McKenzie trudged inside at various times, in her mud-covered winter boots, updating all of us on the lack of progress. It sounded something like this: “Dad just had to take all of the springs off again. They weren’t lining up right.”

Keep in mind that these aren’t rubber band type springs. I could barely stretch one an inch, and Steve had impressive blisters on his hands by the time the whole event was finished.

Each time I walked by the window, it looked like little progress was being made.

We finally had to leave for the family Christmas dinner. The trampoline would have to wait.

McKenzie never stopped smiling though. She was so excited and never lost sight about what was to come. She knew there would be a trampoline eventually.

As I think about changing the “people don’t change” file in my brain, this trampoline experience is a good word picture for me to remember.

Change takes time. Sometimes it means taking the time to get legitimate instructions from a reliable source and not think we can change on our own. When we are in the middle of the pain or the process or the mess, it can feel like things will never change.

We also have to be willing to look at the big picture and trust that just because things are so messy right now, it doesn’t mean it will always stay like this.

I want to be like McKenzie and not lose sight of what the final product might be.

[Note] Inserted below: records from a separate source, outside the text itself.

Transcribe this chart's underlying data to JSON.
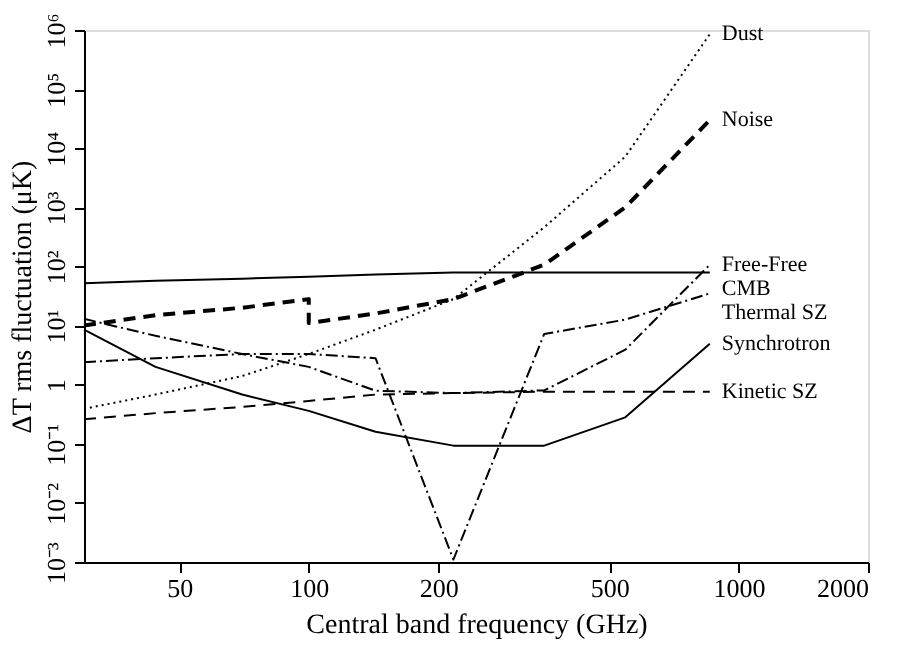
{
  "chart_data": {
    "type": "line",
    "xlabel": "Central band frequency (GHz)",
    "ylabel": "ΔT rms fluctuation (μK)",
    "log": "xy",
    "xlim": [
      30,
      2000
    ],
    "xticks": [
      50,
      100,
      200,
      500,
      1000,
      2000
    ],
    "ylim": [
      0.001,
      1000000
    ],
    "yticks": [
      {
        "value": 0.001,
        "label": "10⁻³"
      },
      {
        "value": 0.01,
        "label": "10⁻²"
      },
      {
        "value": 0.1,
        "label": "10⁻¹"
      },
      1,
      {
        "value": 10,
        "label": "10¹"
      },
      {
        "value": 100,
        "label": "10²"
      },
      {
        "value": 1000,
        "label": "10³"
      },
      {
        "value": 10000,
        "label": "10⁴"
      },
      {
        "value": 100000,
        "label": "10⁵"
      },
      {
        "value": 1000000,
        "label": "10⁶"
      }
    ],
    "grid": false,
    "marker": "none",
    "series": [
      {
        "name": "Dust",
        "color": "#000000",
        "line_style": "dotted",
        "x": [
          30,
          44,
          70,
          100,
          143,
          217,
          353,
          545,
          857
        ],
        "values": [
          0.39,
          0.68,
          1.4,
          3.3,
          8.5,
          28,
          460,
          7200,
          850000
        ]
      },
      {
        "name": "Noise",
        "color": "#000000",
        "line_style": "dashed",
        "x": [
          30,
          44,
          70,
          100,
          100,
          143,
          217,
          353,
          545,
          857
        ],
        "values": [
          10,
          15,
          20,
          28,
          11,
          16,
          28,
          107,
          1000,
          30000
        ]
      },
      {
        "name": "Free-Free",
        "color": "#000000",
        "line_style": "dashdot",
        "x": [
          30,
          44,
          70,
          100,
          143,
          217,
          353,
          545,
          857
        ],
        "values": [
          13,
          6.7,
          3.3,
          2.0,
          0.79,
          0.72,
          0.8,
          3.9,
          107
        ]
      },
      {
        "name": "CMB",
        "color": "#000000",
        "line_style": "solid",
        "x": [
          30,
          44,
          70,
          100,
          143,
          217,
          353,
          545,
          857
        ],
        "values": [
          52,
          57,
          62,
          67,
          73,
          79,
          79,
          79,
          79
        ]
      },
      {
        "name": "Thermal SZ",
        "color": "#000000",
        "line_style": "dashdot",
        "x": [
          30,
          44,
          70,
          100,
          143,
          217,
          353,
          545,
          857
        ],
        "values": [
          2.4,
          2.8,
          3.3,
          3.3,
          2.8,
          0.0011,
          7.2,
          12.6,
          35
        ]
      },
      {
        "name": "Synchrotron",
        "color": "#000000",
        "line_style": "solid",
        "x": [
          30,
          44,
          70,
          100,
          143,
          217,
          353,
          545,
          857
        ],
        "values": [
          8.5,
          2.0,
          0.68,
          0.36,
          0.16,
          0.093,
          0.093,
          0.28,
          4.9
        ]
      },
      {
        "name": "Kinetic SZ",
        "color": "#000000",
        "line_style": "dashed",
        "x": [
          30,
          44,
          70,
          100,
          143,
          217,
          353,
          545,
          857
        ],
        "values": [
          0.26,
          0.33,
          0.42,
          0.53,
          0.68,
          0.72,
          0.76,
          0.76,
          0.76
        ]
      }
    ]
  }
}
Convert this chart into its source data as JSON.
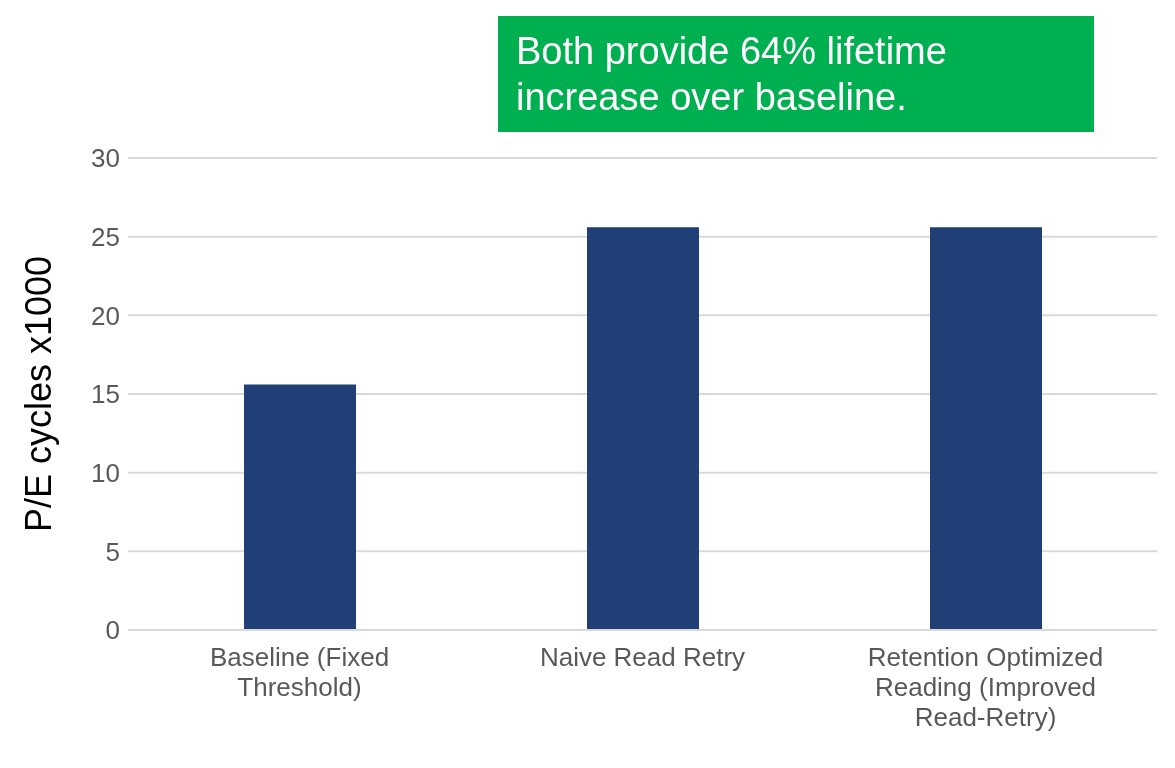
{
  "chart_data": {
    "type": "bar",
    "ylabel": "P/E cycles x1000",
    "categories": [
      "Baseline (Fixed Threshold)",
      "Naive Read Retry",
      "Retention Optimized Reading (Improved Read-Retry)"
    ],
    "values": [
      15.6,
      25.6,
      25.6
    ],
    "color": "#213f77",
    "ylim": [
      0,
      30
    ],
    "yticks": [
      0,
      5,
      10,
      15,
      20,
      25,
      30
    ],
    "grid": "y",
    "annotations": [
      "Both provide 64% lifetime increase over baseline."
    ]
  }
}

Anne Lamott wrote one of my favorite spiritual memoirs called Traveling Mercies. I highly recommend it. It is laugh out loud funny, but also offers depth, wisdom and an authenticity that is difficult to match. Around the time that Anne became a Christian, “she was 30 years old, living on a houseboat in Sausalito, trying to write in the daytime and drinking herself into oblivion every night.” She was also a cocaine addict and had recently had an abortion from an affair with a married man.

If I am honest, I often stay stuck in this part of a story and only see the mess. I forget that the story isn’t finished and that God doesn’t always follow my timeline. You can read about Anne’s conversion here (although I recommend reading the delightful memoir instead), but even after she became a Christian, there was little noticeable change at first. She continued to struggle with her addiction and didn’t become sober for a year.

She will tell you there are still parts of her life that continue to be messy and always will be, but she also knows the hope of Christ and real transformation and change.

And maybe that is the first step in this mission of mine to change the files in my brain.

Looking out my kitchen window today, I see McKenzie happily jumping on her favorite new gift. There is no evidence that there was a struggle to reach this place of jumping bliss, but I don’t want to forget. I need to remind myself of how impatient and worried I felt as I watched the process, sure that our yard would forever be filled with springs and metal and poles, but no real trampoline.

If I would have walked into Anne Lamott’s houseboat so many years ago, I might have thought, “This is beyond hope.” But it wasn’t. It was just the middle of the story and part of the process. The process has been painful and long, but has included much healing, hope and change.

It is truth I want to remind myself of every single day.